In tremors and abducts
– How will the markets be affected by the new direction of the Central Bank?
– It’s hard to say. Markets are in turmoil. In fact, a lot of money still goes into the stock market. Especially in the US, where private investors continue to buy shares, despite the stock market’s decline. It’s a continuation of the “buy on dip” mentality, with many predicting that any drop in price represents a new buying opportunity, Lee says.
But there’s a bigger concern that can be tracked in the market right now. We see this in the Vix indicator, which is at relatively healthy levels. Additionally, it considers the scope of selling options.
It indicates that the correlation between buying and selling options is at the highest level since November.
This means that many more than before want to secure themselves.
Despite the uncertainty, European stock exchanges are set to rise today. What is the reason for this?

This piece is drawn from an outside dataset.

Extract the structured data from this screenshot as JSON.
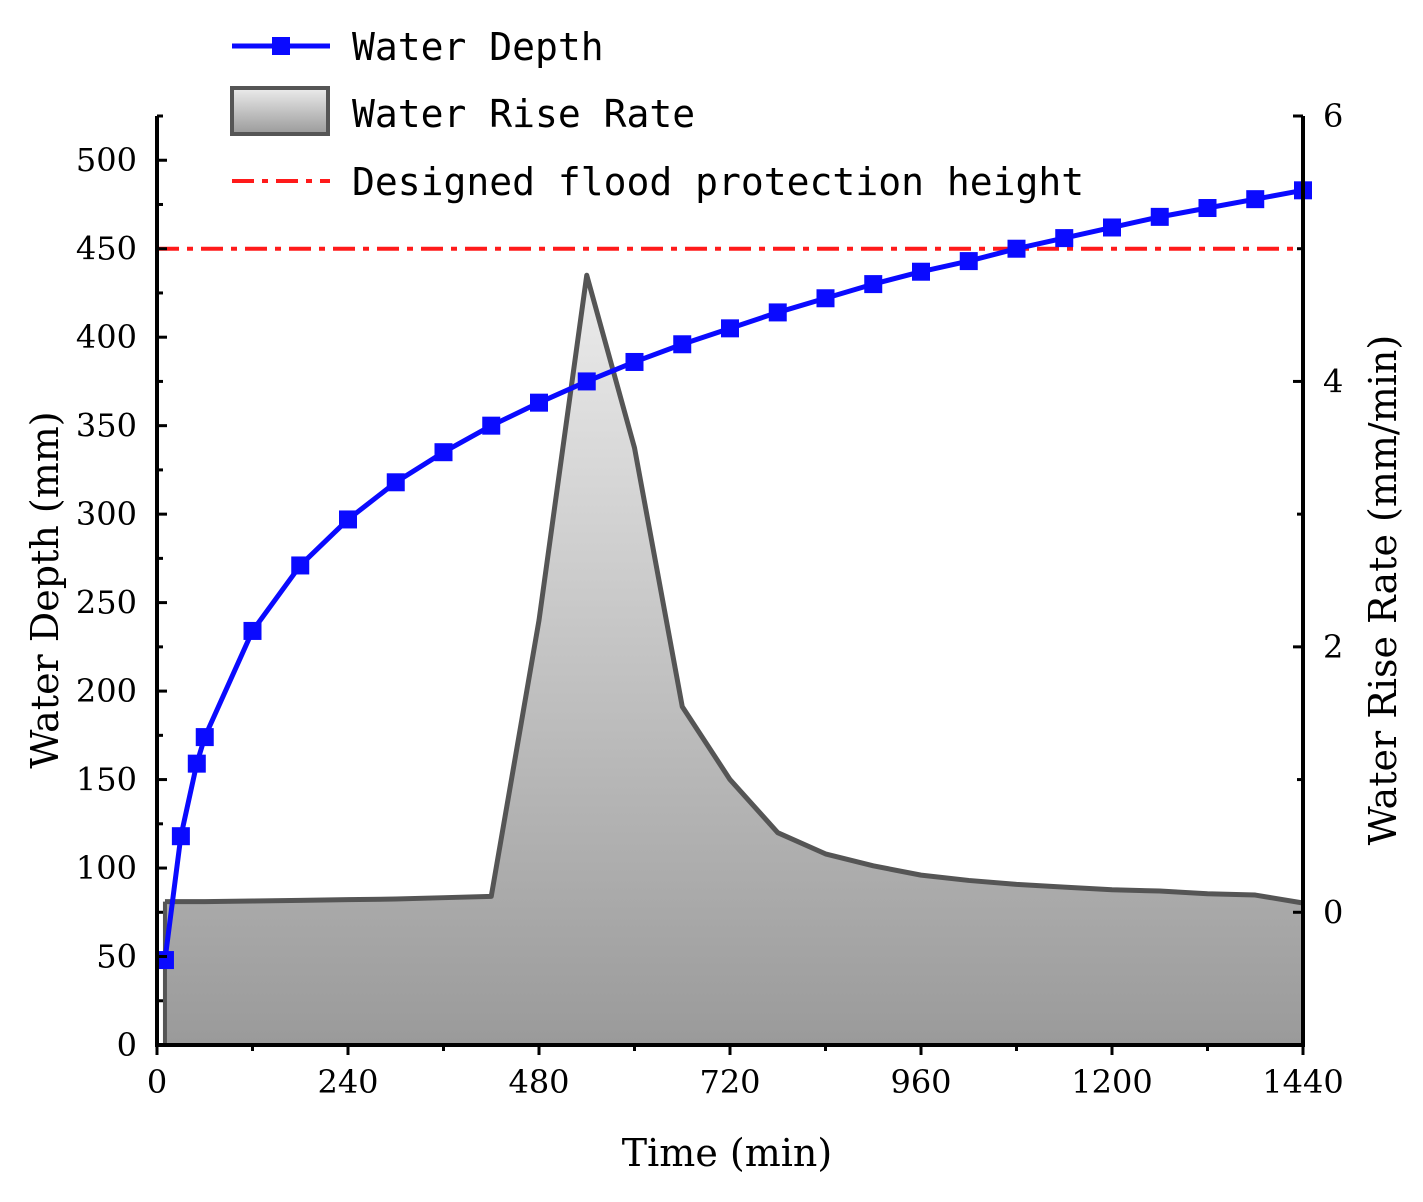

– I think the background here is that the signals we get are that the omicron is no more dangerous than the delta, and that most cases have a moderate course of the disease. If true, then the omicron can have a positive multiplier effect, and the financial consequences are actually diminishing.
– The second is that the “buy low” mentality persists, and the third is that we have a strong economic background in the United States. It is the largest economy in the world and has the largest financial markets in the world.
Asian tech stocks in trouble
Monday morning started mixed in Asian stock markets. The worst mood on the Hong Kong Stock Exchange, which fell 1.37 per cent, was affected, among other things, by the crisis-hit property conglomerate Evergrande.
The share price fell about ten percent in the morning and was at an 11-year low of less than two Hong Kong dollars. The market value of the company, which was the most valuable real estate company in the world in 2007, is 31 billion NOK. Debts and liabilities are about 2,700 billion NOK.
Evergrande is not alone in dragging the stock market in Hong Kong. The Hang Seng index features technology companies such as Alibaba Group and Trip.com. Bloomberg writes that tech companies have been in trouble for a long time and are now dropping to new lows.
The Hang Seng Index is down 47 percent since its peak in February. 1,500 billion NOK have been removed from the market.(Terms)Copyright Dagens Næringsliv AS and/or our suppliers. We would like you to share our cases using a link that leads directly to our pages. All or part of the Content may not be copied or otherwise used with written permission or as permitted by law. For additional terms look here.